A common (but naive) alternate approach to interpolation for a value \(x_0\) as above might be to find two values \(x_i\) and \(x_j\) in the dataset which were as close to \(x_0\) as possible, and on either side of it (so \(x_i<x_0<x_j\)), and simply to guess that the \(y\)-value for \(x_0\) would be the average of \(y_i\) and \(y_j\). This is not a terrible idea, but it is not as effective as using the LSRL as described above, since we use the entire dataset when we build the coefficients of the LSRL. So the LSRL will give, by the process of interpolation, the best guess for what should be that missing \(y\)-value based on everything we know, while the “average of \(y_i\) and \(y_j\)” method only pays attention to those two nearest data points and thus may give a very bad guess for the corresponding \(y\)-value if those two points are not perfectly typical, if they have any randomness, any variation in their \(y\)-values which is not due to the variation of the \(x\).

It is thus always best to use interpolation as described above.

EXAMPLE 3.2.2. Working with the statistics students’ homework and total course points data from Example 3.1.4, suppose the gradebook of the course instructor was somewhat corrupted and the instructor lost the final course points of the student Janet. If Janet’s homework points of 77 were not in the corrupted part of the gradebook, the instructor might use interpolation to guess what Janet’s total course point probably were. To do this, the instructor would have plugged in \(x=77\) into the equation of the LSRL, \(\widehat{y}=mx+b\) to get the estimated total course points of \(.754\cdot77+26.976=85.034\).

Another important use of the (coefficients of the) LSRL is to use the underlying meanings of the slope and \(y\)-intercept. For this, recall that in the equation \(y=mx+b\), the slope \(m\) tells us how much the line goes up (or down, if the slope is negative) for each increase of the \(x\) by one unit, while the \(y\)-intercept \(b\) tells us what would be the \(y\) value where the line crosses the \(y\)-axis, so when the \(x\) has the value 0. In each particular situation that we have bivariate quantitative data and compute an LSRL, we can then use these interpretations to make statements about the relationship between the independent and dependent variables.

EXAMPLE 3.2.3. Look one more time at the data on students’ homework and total course points in a statistics class from Example 3.1.4, and the the LSRL computed there.

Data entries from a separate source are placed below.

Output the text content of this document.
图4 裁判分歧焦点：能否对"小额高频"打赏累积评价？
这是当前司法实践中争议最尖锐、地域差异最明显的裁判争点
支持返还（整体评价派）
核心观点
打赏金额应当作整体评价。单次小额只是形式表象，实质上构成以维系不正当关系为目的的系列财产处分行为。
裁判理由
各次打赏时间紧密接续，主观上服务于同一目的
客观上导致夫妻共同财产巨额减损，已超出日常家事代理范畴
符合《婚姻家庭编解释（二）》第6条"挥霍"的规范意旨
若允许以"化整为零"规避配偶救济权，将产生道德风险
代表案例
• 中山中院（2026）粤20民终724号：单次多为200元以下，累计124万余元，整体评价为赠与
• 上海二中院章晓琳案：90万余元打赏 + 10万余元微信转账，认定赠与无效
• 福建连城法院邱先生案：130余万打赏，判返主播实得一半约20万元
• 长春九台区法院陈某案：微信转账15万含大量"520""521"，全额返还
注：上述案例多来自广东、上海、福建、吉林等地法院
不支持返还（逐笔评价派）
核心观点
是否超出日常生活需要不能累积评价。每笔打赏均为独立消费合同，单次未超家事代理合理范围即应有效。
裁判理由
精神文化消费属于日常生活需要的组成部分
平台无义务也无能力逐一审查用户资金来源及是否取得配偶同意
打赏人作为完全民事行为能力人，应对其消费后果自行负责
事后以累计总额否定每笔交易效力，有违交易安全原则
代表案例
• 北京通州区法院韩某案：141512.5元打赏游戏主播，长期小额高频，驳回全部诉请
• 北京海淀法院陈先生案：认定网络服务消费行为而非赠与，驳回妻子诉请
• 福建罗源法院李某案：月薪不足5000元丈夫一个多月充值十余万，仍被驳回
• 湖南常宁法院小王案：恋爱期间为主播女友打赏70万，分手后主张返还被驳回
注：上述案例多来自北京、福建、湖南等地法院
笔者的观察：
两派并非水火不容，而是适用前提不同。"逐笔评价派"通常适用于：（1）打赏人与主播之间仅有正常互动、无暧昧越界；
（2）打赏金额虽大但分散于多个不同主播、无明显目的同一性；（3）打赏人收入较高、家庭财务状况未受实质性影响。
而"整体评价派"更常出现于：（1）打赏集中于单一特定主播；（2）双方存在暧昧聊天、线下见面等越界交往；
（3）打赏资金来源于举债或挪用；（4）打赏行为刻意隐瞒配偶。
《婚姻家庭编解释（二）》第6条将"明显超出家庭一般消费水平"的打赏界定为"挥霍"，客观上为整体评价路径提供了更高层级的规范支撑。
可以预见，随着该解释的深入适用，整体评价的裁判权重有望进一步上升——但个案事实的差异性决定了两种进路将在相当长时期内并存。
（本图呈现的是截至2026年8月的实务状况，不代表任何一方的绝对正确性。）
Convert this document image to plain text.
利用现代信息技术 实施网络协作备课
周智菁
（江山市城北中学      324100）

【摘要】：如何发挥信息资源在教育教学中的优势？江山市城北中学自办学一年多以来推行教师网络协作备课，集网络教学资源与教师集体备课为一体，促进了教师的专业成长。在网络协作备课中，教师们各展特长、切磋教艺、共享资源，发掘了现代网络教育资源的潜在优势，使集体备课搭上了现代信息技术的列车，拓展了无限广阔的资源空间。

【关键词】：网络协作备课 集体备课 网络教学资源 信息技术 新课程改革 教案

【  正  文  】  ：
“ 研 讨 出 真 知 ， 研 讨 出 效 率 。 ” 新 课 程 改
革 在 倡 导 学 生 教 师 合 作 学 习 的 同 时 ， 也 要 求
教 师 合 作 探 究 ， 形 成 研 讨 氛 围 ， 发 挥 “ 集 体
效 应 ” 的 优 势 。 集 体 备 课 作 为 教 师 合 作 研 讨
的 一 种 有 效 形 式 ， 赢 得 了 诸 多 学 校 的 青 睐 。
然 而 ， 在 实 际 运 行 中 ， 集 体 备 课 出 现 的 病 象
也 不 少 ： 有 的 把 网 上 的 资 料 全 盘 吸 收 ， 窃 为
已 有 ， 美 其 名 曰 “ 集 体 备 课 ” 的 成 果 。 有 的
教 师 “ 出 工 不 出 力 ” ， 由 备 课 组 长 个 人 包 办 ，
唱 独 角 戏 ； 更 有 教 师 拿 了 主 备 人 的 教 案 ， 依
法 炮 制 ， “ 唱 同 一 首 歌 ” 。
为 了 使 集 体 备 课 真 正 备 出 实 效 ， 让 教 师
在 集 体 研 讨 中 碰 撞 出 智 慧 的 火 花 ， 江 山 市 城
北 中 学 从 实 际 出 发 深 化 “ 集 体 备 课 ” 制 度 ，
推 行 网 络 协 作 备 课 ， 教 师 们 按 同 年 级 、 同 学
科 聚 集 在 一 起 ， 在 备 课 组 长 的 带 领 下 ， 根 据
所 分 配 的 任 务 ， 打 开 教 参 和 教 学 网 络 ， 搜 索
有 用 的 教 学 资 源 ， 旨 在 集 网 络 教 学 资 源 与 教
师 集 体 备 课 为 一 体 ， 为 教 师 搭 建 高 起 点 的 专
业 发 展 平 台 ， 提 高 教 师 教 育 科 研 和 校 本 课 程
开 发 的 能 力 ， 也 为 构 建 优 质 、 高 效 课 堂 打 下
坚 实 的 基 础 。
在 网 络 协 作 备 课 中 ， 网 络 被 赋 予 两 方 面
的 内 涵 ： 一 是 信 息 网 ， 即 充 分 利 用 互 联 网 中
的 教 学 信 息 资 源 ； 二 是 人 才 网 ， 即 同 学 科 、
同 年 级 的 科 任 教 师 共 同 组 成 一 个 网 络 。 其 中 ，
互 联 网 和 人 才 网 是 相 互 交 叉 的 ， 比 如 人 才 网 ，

We said that the slope of the LSRL was \(m=.754\) and the \(y\)-intercept was \(b=26.976\). In context, what this means, is that On average, each additional point of homework corresponded to an increase of \(.754\) total course points. We may hope that this is actually a causal relationship, that the extra work a student does to earn that additional point of homework score helps the student learn more statistics and therefore get \(.75\) more total course points. But the mathematics here does not require that causation, it merely tells us the increase in \(x\) is associated with that much increase in \(y\).

Likewise, we can also conclude from the LSRL that In general, a student who did no homework at all would earn about \(26.976\) total course points. Again, we cannot conclude that doing no homework causes that terrible final course point total, only that there is an association.